Thai basil also goes bad really really fast, so by the time I wanted to make stir fry, I felt like it was already rotting. But I was committed to making this dish, so I had to buy another bag. I actually went to one of the nearby Asian grocery stores, and when I asked the person working there, they told me they didn't sell Thai basil and to "check Giant Eagle". What?! I know the local Giant Eagle doesn't stock Thai basil, and if they did, they would charge me an arm and a leg.
So I drove to the better Asian grocery store the next day. Okay. I finally had everything I needed.
This tasted pretty good, but it just seemed like way too much effort for the amount of food it produced. Pulling apart basil and mint leaves is SO tedious. It's worse than chopping!
And the worst part of it all was that I used a really hot red pepper. I think it was a red jalapeno! I didn't realize those could be red! I just thought, oh, this will add some nice color. Nope. Should have gone with a bell pepper. I deseeded the pepper with my bare hands, and then I popped a piece of beef jerky that I was snacking on into my mouth, and it started to BURN. I was still feeling the sting days later. I went to wash my face in the morning, and then my eyes felt it. I could even feel it burning my fingernails as I was trying to pluck my armpit hairs!
ANYWAY, back on to the topic of cooking. I was feeling way too lazy, so I only ended up using half of both bags of leaves. That meant I had enough to make the dish again!
Hey, I learned my lesson about the peppers. I had to make some adjustments:
Okay, this definitely could have used more basil/mint, but I wasn't about to go to the Asian store a fourth time. I liked that I made a larger amount of food this time. I might have added a little too much water, so I think the right amount would be just a single teaspoon added to the sauce mixture.
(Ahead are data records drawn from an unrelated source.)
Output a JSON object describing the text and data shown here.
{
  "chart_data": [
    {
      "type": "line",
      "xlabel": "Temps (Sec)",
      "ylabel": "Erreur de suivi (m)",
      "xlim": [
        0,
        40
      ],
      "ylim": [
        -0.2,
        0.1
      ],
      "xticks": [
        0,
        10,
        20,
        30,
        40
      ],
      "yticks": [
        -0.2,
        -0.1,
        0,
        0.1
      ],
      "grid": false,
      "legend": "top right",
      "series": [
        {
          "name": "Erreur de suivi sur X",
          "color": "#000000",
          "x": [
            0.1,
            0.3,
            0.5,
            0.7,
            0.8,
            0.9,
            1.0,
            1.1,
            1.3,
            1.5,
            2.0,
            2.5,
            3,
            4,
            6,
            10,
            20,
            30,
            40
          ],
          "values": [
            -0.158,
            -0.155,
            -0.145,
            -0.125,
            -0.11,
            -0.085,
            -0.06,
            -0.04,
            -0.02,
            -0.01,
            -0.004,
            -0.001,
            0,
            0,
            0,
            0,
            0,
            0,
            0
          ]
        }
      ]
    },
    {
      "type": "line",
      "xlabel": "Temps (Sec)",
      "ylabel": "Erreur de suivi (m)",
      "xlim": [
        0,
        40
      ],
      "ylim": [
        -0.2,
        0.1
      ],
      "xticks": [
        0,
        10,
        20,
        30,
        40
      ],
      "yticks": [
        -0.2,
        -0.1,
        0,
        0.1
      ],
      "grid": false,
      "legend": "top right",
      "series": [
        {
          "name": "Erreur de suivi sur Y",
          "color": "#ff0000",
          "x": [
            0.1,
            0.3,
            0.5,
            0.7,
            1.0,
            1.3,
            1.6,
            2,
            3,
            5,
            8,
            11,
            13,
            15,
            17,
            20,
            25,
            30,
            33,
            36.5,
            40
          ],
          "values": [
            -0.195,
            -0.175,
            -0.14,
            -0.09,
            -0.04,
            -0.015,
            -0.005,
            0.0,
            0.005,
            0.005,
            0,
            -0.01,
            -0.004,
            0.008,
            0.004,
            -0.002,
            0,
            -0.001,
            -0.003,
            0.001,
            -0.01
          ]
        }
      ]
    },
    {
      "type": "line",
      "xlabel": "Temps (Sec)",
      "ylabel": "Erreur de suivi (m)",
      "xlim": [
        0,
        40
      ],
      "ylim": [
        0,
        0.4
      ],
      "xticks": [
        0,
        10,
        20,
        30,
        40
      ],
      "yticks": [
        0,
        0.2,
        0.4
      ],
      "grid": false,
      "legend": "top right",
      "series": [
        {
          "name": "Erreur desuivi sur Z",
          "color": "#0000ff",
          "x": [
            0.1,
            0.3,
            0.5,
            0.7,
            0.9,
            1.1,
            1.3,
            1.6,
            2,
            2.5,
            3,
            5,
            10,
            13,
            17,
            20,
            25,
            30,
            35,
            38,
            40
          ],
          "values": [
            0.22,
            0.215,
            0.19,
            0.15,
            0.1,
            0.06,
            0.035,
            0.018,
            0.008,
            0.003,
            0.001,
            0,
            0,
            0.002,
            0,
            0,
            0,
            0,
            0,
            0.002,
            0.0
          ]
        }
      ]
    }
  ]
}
It was a very, very good meal.
Two years ago, back when this blog was in its infancy, I made a post on Greek turkey rice. This week, I had a few ingredients that would work well for this dish, so I decided to make it again. I remembered it being good and easy to make.
Well, I still don't disagree with that statement, but after a few chill meal-making sessions, I went back to flailing like crazy. There were flying pieces of rice, spinach, chicken broth, and lemon zest. This is why I gotta write down my recipes in advance.
(Throwback to when I took pictures of food right underneath the spotlight! Not as nice as the pictures my sister would take though.)
Also, I used ground turkey from a tube. I didn't realize you could buy ground meat in a tube, but the tube was cheaper than the non-tube form. I don't know if I'll ever do that again. I mean it tasted fine, but it was weird. Any time I tell my family I'm cooking ground turkey I know they'll respond with "TURKEY?!" and I can see them making a disgusted face that says "why would you ever do that".
Hey, I'm just following a recipe.
You know what else is in the ingredients list? A lemon. But this recipe doesn't even call for lemon, just lemon zest. Now I've got "Naked lemon slices" in my leftovers.
Unfortunately there were no sun-dried tomatoes in either Target or Trader Joe's, (I know, these are terrible places to grocery shop. But I was there for other reasons.) so I was missing that extra pop of color/flavor. I also didn't put the aesthetic lemon slices in the middle of the pan.
But that doesn't matter. It tasted good. That's what really counts.